08/03/2023
📍Here we are: Rome pt. 2!
🏛️ You can’t obviously miss the Castel Sant’Angelo, built at the behest of Hadrian as a burial place for himself and his family, until it became part of the Polo Museale of Lazio. Today it hosts a rich gallery of ceramics, sculptures and paintings as well as a magnificent view towards Corso Vittorio II.
🏛️ Among the hills, the Campidoglio occupies a place of excellence, which has always housed the most important state buildings in the history of Rome - until Michelangelo intervened on the square in 1534, giving it its current arrangement - and which today houses the Capitoline Museums, born from the antiquarian collections of the various popes starting from 1471.

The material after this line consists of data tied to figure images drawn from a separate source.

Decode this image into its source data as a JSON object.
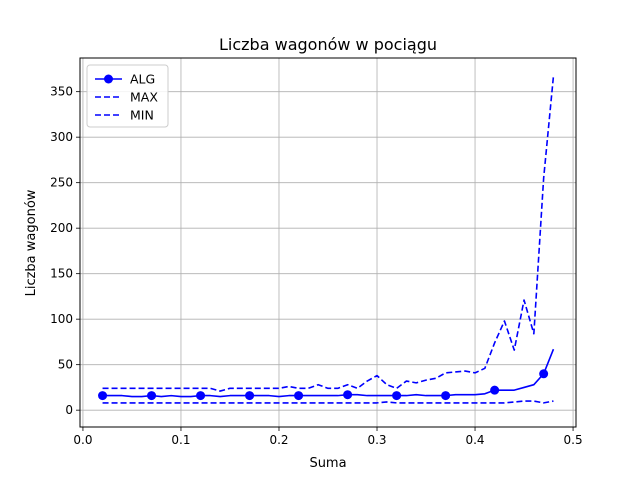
{
  "chart_data": {
    "type": "line",
    "title": "Liczba wagonów w pociągu",
    "xlabel": "Suma",
    "ylabel": "Liczba wagonów",
    "xlim": [
      -0.003,
      0.503
    ],
    "ylim": [
      -18.5,
      387.0
    ],
    "xticks": [
      0.0,
      0.1,
      0.2,
      0.3,
      0.4,
      0.5
    ],
    "xtick_labels": [
      "0.0",
      "0.1",
      "0.2",
      "0.3",
      "0.4",
      "0.5"
    ],
    "yticks": [
      0,
      50,
      100,
      150,
      200,
      250,
      300,
      350
    ],
    "ytick_labels": [
      "0",
      "50",
      "100",
      "150",
      "200",
      "250",
      "300",
      "350"
    ],
    "grid": true,
    "legend_position": "top-left",
    "series": [
      {
        "name": "ALG",
        "color": "#0000ff",
        "style": "solid",
        "marker": "circle",
        "x": [
          0.02,
          0.03,
          0.04,
          0.05,
          0.06,
          0.07,
          0.08,
          0.09,
          0.1,
          0.11,
          0.12,
          0.13,
          0.14,
          0.15,
          0.16,
          0.17,
          0.18,
          0.19,
          0.2,
          0.21,
          0.22,
          0.23,
          0.24,
          0.25,
          0.26,
          0.27,
          0.28,
          0.29,
          0.3,
          0.31,
          0.32,
          0.33,
          0.34,
          0.35,
          0.36,
          0.37,
          0.38,
          0.39,
          0.4,
          0.41,
          0.42,
          0.43,
          0.44,
          0.45,
          0.46,
          0.47,
          0.48
        ],
        "y": [
          16,
          16,
          16,
          15,
          15,
          16,
          15,
          16,
          15,
          15,
          16,
          16,
          15,
          16,
          16,
          16,
          16,
          16,
          15,
          16,
          16,
          16,
          16,
          16,
          16,
          17,
          17,
          16,
          16,
          16,
          16,
          16,
          17,
          16,
          16,
          16,
          17,
          17,
          17,
          18,
          22,
          22,
          22,
          25,
          28,
          40,
          67
        ],
        "marker_x": [
          0.02,
          0.07,
          0.12,
          0.17,
          0.22,
          0.27,
          0.32,
          0.37,
          0.42,
          0.47
        ]
      },
      {
        "name": "MAX",
        "color": "#0000ff",
        "style": "dashed",
        "x": [
          0.02,
          0.03,
          0.04,
          0.05,
          0.06,
          0.07,
          0.08,
          0.09,
          0.1,
          0.11,
          0.12,
          0.13,
          0.14,
          0.15,
          0.16,
          0.17,
          0.18,
          0.19,
          0.2,
          0.21,
          0.22,
          0.23,
          0.24,
          0.25,
          0.26,
          0.27,
          0.28,
          0.29,
          0.3,
          0.31,
          0.32,
          0.33,
          0.34,
          0.35,
          0.36,
          0.37,
          0.38,
          0.39,
          0.4,
          0.41,
          0.42,
          0.43,
          0.44,
          0.45,
          0.46,
          0.47,
          0.48
        ],
        "y": [
          24,
          24,
          24,
          24,
          24,
          24,
          24,
          24,
          24,
          24,
          24,
          24,
          21,
          24,
          24,
          24,
          24,
          24,
          24,
          26,
          24,
          24,
          28,
          24,
          24,
          28,
          24,
          32,
          38,
          28,
          24,
          32,
          30,
          33,
          35,
          41,
          42,
          43,
          41,
          46,
          74,
          98,
          66,
          121,
          84,
          255,
          367
        ]
      },
      {
        "name": "MIN",
        "color": "#0000ff",
        "style": "dashed",
        "x": [
          0.02,
          0.03,
          0.04,
          0.05,
          0.06,
          0.07,
          0.08,
          0.09,
          0.1,
          0.11,
          0.12,
          0.13,
          0.14,
          0.15,
          0.16,
          0.17,
          0.18,
          0.19,
          0.2,
          0.21,
          0.22,
          0.23,
          0.24,
          0.25,
          0.26,
          0.27,
          0.28,
          0.29,
          0.3,
          0.31,
          0.32,
          0.33,
          0.34,
          0.35,
          0.36,
          0.37,
          0.38,
          0.39,
          0.4,
          0.41,
          0.42,
          0.43,
          0.44,
          0.45,
          0.46,
          0.47,
          0.48
        ],
        "y": [
          8,
          8,
          8,
          8,
          8,
          8,
          8,
          8,
          8,
          8,
          8,
          8,
          8,
          8,
          8,
          8,
          8,
          8,
          8,
          8,
          8,
          8,
          8,
          8,
          8,
          8,
          8,
          8,
          8,
          9,
          8,
          8,
          8,
          8,
          8,
          8,
          8,
          8,
          8,
          8,
          8,
          8,
          9,
          10,
          10,
          8,
          10
        ]
      }
    ]
  }
}
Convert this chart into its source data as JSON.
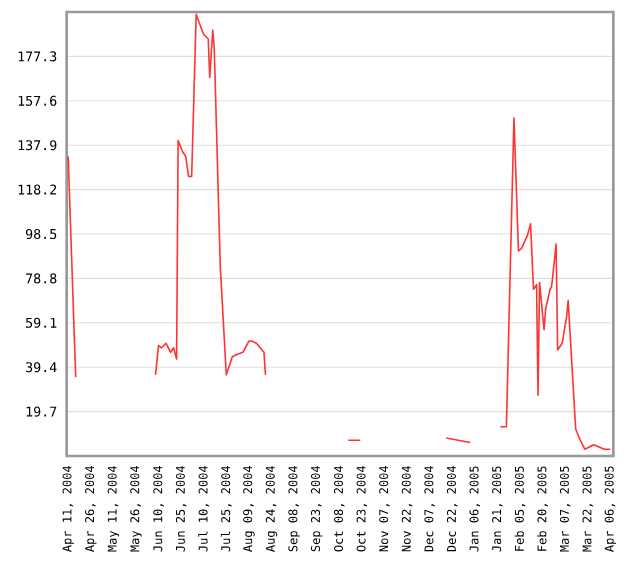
{
  "chart_data": {
    "type": "line",
    "grid": "y",
    "line_style": "solid",
    "marker": "none",
    "xlim": [
      "2004-04-10",
      "2005-04-08"
    ],
    "ylim": [
      0,
      197
    ],
    "yticks": [
      19.7,
      39.4,
      59.1,
      78.8,
      98.5,
      118.2,
      137.9,
      157.6,
      177.3
    ],
    "xticks": [
      {
        "value": "2004-04-11",
        "label": "Apr 11, 2004"
      },
      {
        "value": "2004-04-26",
        "label": "Apr 26, 2004"
      },
      {
        "value": "2004-05-11",
        "label": "May 11, 2004"
      },
      {
        "value": "2004-05-26",
        "label": "May 26, 2004"
      },
      {
        "value": "2004-06-10",
        "label": "Jun 10, 2004"
      },
      {
        "value": "2004-06-25",
        "label": "Jun 25, 2004"
      },
      {
        "value": "2004-07-10",
        "label": "Jul 10, 2004"
      },
      {
        "value": "2004-07-25",
        "label": "Jul 25, 2004"
      },
      {
        "value": "2004-08-09",
        "label": "Aug 09, 2004"
      },
      {
        "value": "2004-08-24",
        "label": "Aug 24, 2004"
      },
      {
        "value": "2004-09-08",
        "label": "Sep 08, 2004"
      },
      {
        "value": "2004-09-23",
        "label": "Sep 23, 2004"
      },
      {
        "value": "2004-10-08",
        "label": "Oct 08, 2004"
      },
      {
        "value": "2004-10-23",
        "label": "Oct 23, 2004"
      },
      {
        "value": "2004-11-07",
        "label": "Nov 07, 2004"
      },
      {
        "value": "2004-11-22",
        "label": "Nov 22, 2004"
      },
      {
        "value": "2004-12-07",
        "label": "Dec 07, 2004"
      },
      {
        "value": "2004-12-22",
        "label": "Dec 22, 2004"
      },
      {
        "value": "2005-01-06",
        "label": "Jan 06, 2005"
      },
      {
        "value": "2005-01-21",
        "label": "Jan 21, 2005"
      },
      {
        "value": "2005-02-05",
        "label": "Feb 05, 2005"
      },
      {
        "value": "2005-02-20",
        "label": "Feb 20, 2005"
      },
      {
        "value": "2005-03-07",
        "label": "Mar 07, 2005"
      },
      {
        "value": "2005-03-22",
        "label": "Mar 22, 2005"
      },
      {
        "value": "2005-04-06",
        "label": "Apr 06, 2005"
      }
    ],
    "series": [
      {
        "color": "#ff3333",
        "x": [
          "2004-04-11",
          "2004-04-16",
          "2004-04-25",
          "2004-06-08",
          "2004-06-10",
          "2004-06-12",
          "2004-06-15",
          "2004-06-18",
          "2004-06-20",
          "2004-06-22",
          "2004-06-23",
          "2004-06-26",
          "2004-06-28",
          "2004-06-30",
          "2004-07-02",
          "2004-07-05",
          "2004-07-06",
          "2004-07-10",
          "2004-07-13",
          "2004-07-14",
          "2004-07-16",
          "2004-07-17",
          "2004-07-21",
          "2004-07-25",
          "2004-07-29",
          "2004-08-01",
          "2004-08-05",
          "2004-08-09",
          "2004-08-11",
          "2004-08-14",
          "2004-08-19",
          "2004-08-20",
          "2004-08-25",
          "2004-10-14",
          "2004-10-22",
          "2004-11-01",
          "2004-12-18",
          "2005-01-03",
          "2005-01-10",
          "2005-01-23",
          "2005-01-27",
          "2005-02-01",
          "2005-02-04",
          "2005-02-06",
          "2005-02-10",
          "2005-02-12",
          "2005-02-14",
          "2005-02-16",
          "2005-02-17",
          "2005-02-18",
          "2005-02-21",
          "2005-02-22",
          "2005-02-25",
          "2005-02-26",
          "2005-03-01",
          "2005-03-02",
          "2005-03-05",
          "2005-03-08",
          "2005-03-09",
          "2005-03-14",
          "2005-03-17",
          "2005-03-20",
          "2005-03-26",
          "2005-04-02",
          "2005-04-06"
        ],
        "values": [
          133,
          35,
          null,
          36,
          49,
          48,
          50,
          46,
          48,
          43,
          140,
          135,
          133,
          124,
          124,
          196,
          194,
          187,
          185,
          168,
          189,
          181,
          84,
          36,
          44,
          45,
          46,
          51,
          51,
          50,
          46,
          36,
          null,
          7,
          7,
          null,
          8,
          6,
          null,
          13,
          13,
          150,
          91,
          92,
          98,
          103,
          74,
          76,
          27,
          77,
          56,
          65,
          74,
          75,
          94,
          47,
          50,
          62,
          69,
          12,
          7,
          3,
          5,
          3,
          3
        ]
      }
    ]
  }
}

🗺️ As for the squares the five not to be missed are Piazza Venezia with the Vittoriano, Piazza di Spagna, where the Trinità dei Monti church triumphs, Piazza Navona with the Quattro Fiumi fountain by Bernini and the church of Sant'Agnese in Agone by Borromini, piazza della Rotonda dominated by the Pantheon and piazza del Popolo with the church of Santa Maria del Popolo.
⛲️ Among the parks of the city it is worth spending a day at Villa Borghese, both for the view that can be enjoyed from the terrace of the Pincio and for the innumerable museums inside the gardens, first of all the Galleria Borghese, which hosts a high number of works by famous painters and sculptors such as Caravaggio, Titian, Raphael, Bernini and Canova, not to mention the magnificent Italian and English gardens that can be admired throughout the park. A very short distance away is also the National Gallery, with 20,000 works of modern and contemporary art with an invaluable heritage of Italian and foreign masterpieces.